Par Rédaction | Sport
Le sacre de l’équipe de France lors de la Coupe du monde 1998 a marqué bien plus que l’histoire du football. Au fil des années, cette génération est devenue le symbole d’une France rassemblée, notamment autour de l’expression « black-blanc-beur ». Une lecture que les principaux intéressés n’ont pourtant pas toujours partagée. Frank Leboeuf l’a d’ailleurs rappelé avec son franc-parler habituel.
Figure emblématique des Bleus champions du monde en 1998, Frank Leboeuf a vécu de l’intérieur l’une des plus grandes pages du sport français. Au-delà de la victoire face au Brésil en finale, cette équipe a rapidement été érigée en modèle de diversité par une partie des médias et du monde politique. Si cette image s’est durablement installée dans l’imaginaire collectif, l’ancien défenseur assure que les joueurs ne percevaient pas leur aventure sous cet angle.
Invité sur le plateau de l’émission Le Vestiaire, Frank Leboeuf est revenu sur cette période en présence d’Eunice Barber. Selon lui, l’expression « black-blanc-beur » ne correspondait pas à la manière dont les joueurs vivaient leur quotidien au sein du groupe :
« J’ai toujours dit que c’était un rattrapage politique (sic), cette histoire de black-blanc-beur. On a rendu les gens heureux pendant un été, on n’a pas changé la face de la France. C’était sympa. Nous on a pas calculé comme ça.
On était juste contents de jouer au foot parce que ça faisait partie de notre vie de jouer avec des Noirs, des Maghrébins, des Chinois, etc. La question ne se posait pas. Elle a été récupérée parce que c’était symbolique, mais nous on s’en foutait complètement. On ne se posait pas la question de savoir qui marquait, tout ça. »
Pour l’ancien défenseur de Chelsea, l’identité des joueurs reposait avant tout sur leur appartenance à l’équipe de France. Les origines de chacun passaient au second plan, l’objectif commun étant uniquement de défendre les couleurs du pays sur le terrain.
Cette vision s’était notamment illustrée lors des célébrations du titre mondial.

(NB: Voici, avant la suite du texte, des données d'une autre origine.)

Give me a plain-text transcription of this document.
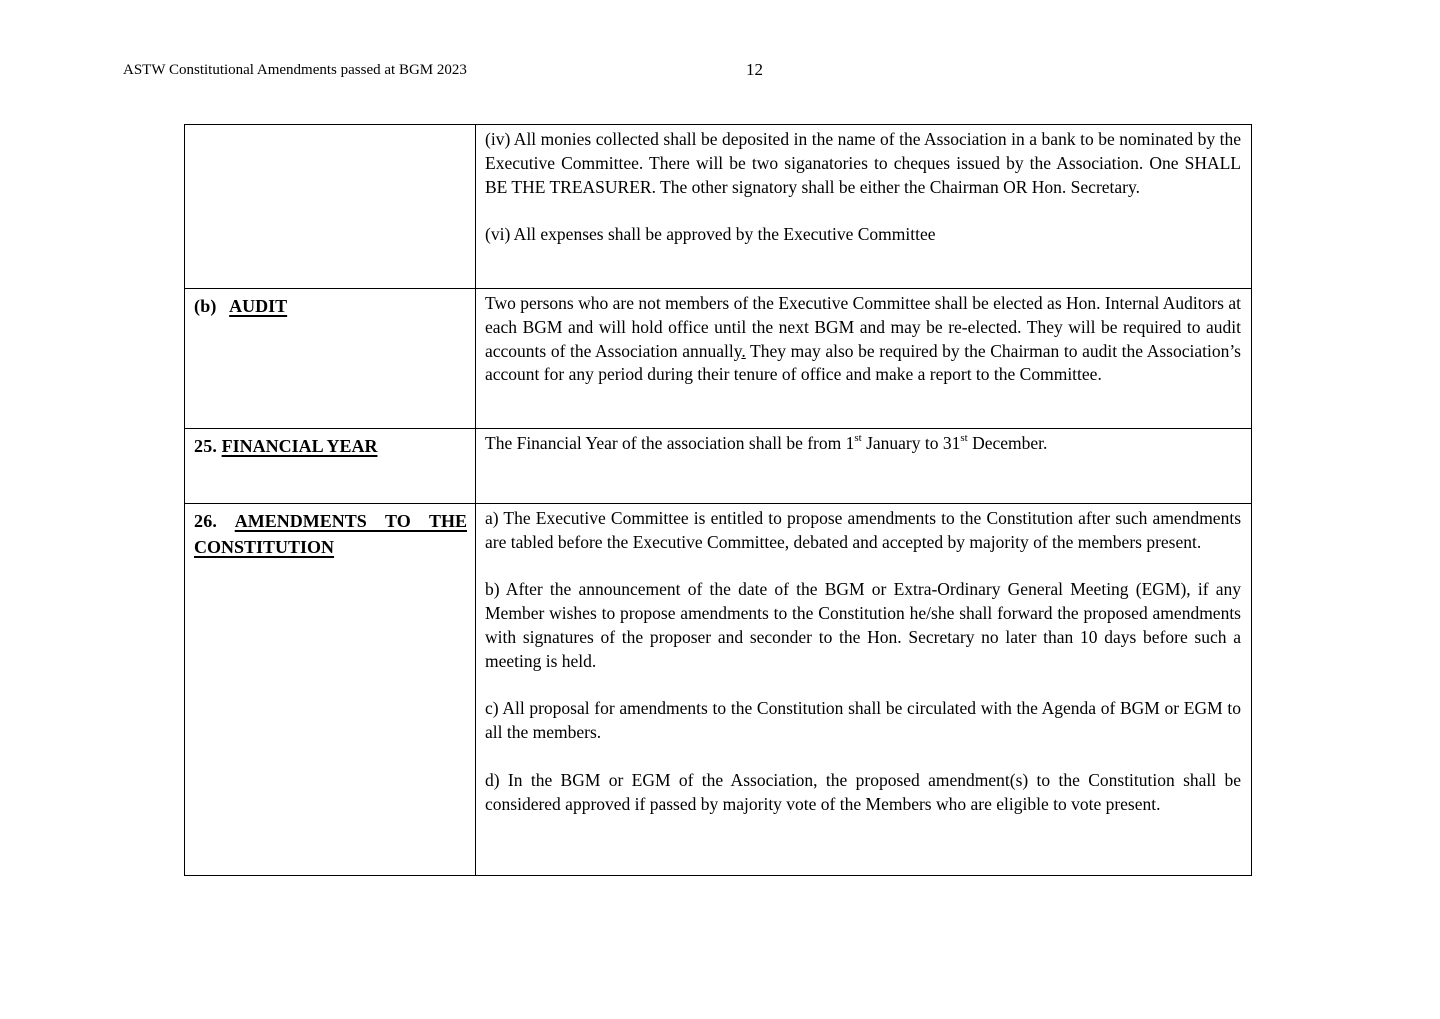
ASTW Constitutional Amendments passed at BGM 2023	12

	(iv) All monies collected shall be deposited in the name of the Association in a bank to be nominated by the Executive Committee. There will be two siganatories to cheques issued by the Association. One SHALL BE THE TREASURER. The other signatory shall be either the Chairman OR Hon. Secretary.

(vi) All expenses shall be approved by the Executive Committee

(b) AUDIT	Two persons who are not members of the Executive Committee shall be elected as Hon. Internal Auditors at each BGM and will hold office until the next BGM and may be re-elected. They will be required to audit accounts of the Association annually. They may also be required by the Chairman to audit the Association’s account for any period during their tenure of office and make a report to the Committee.

25. FINANCIAL YEAR	The Financial Year of the association shall be from 1st January to 31st December.

26. AMENDMENTS TO THE CONSTITUTION	a) The Executive Committee is entitled to propose amendments to the Constitution after such amendments are tabled before the Executive Committee, debated and accepted by majority of the members present.

b) After the announcement of the date of the BGM or Extra-Ordinary General Meeting (EGM), if any Member wishes to propose amendments to the Constitution he/she shall forward the proposed amendments with signatures of the proposer and seconder to the Hon. Secretary no later than 10 days before such a meeting is held.

c) All proposal for amendments to the Constitution shall be circulated with the Agenda of BGM or EGM to all the members.

d) In the BGM or EGM of the Association, the proposed amendment(s) to the Constitution shall be considered approved if passed by majority vote of the Members who are eligible to vote present.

Christophe Dugarry avait raconté un épisode impliquant Lilian Thuram et Frank Leboeuf, révélateur des discussions qui pouvaient exister au sein du groupe. « Duga » se souvenait ainsi :
« On a la coupe, on est en train de faire des photos entre nous (…). Et là j’entends Lilian Thuram, et je ne suis pas le seul Frank Leboeuf aussi, dire : « Allez les Blacks on fait une photo tous ensemble ». (…) Et il y a Frank Leboeuf qui relève et lui dit : « Lilian qu’est-ce que tu dis là ? Imagine si nous, on avait dit : ‘Allez les blancs on fait une photo tous ensemble’, comment tu aurais réagi ? » »
Près de trente ans après le sacre de 1998, l’expression « black-blanc-beur » continue d’être associée à cette génération. Frank Leboeuf, lui, estime que les joueurs se définissaient avant tout comme un collectif uni autour d’un même objectif sportif, sans accorder l’importance que d’autres ont ensuite donnée à cette dimension symbolique.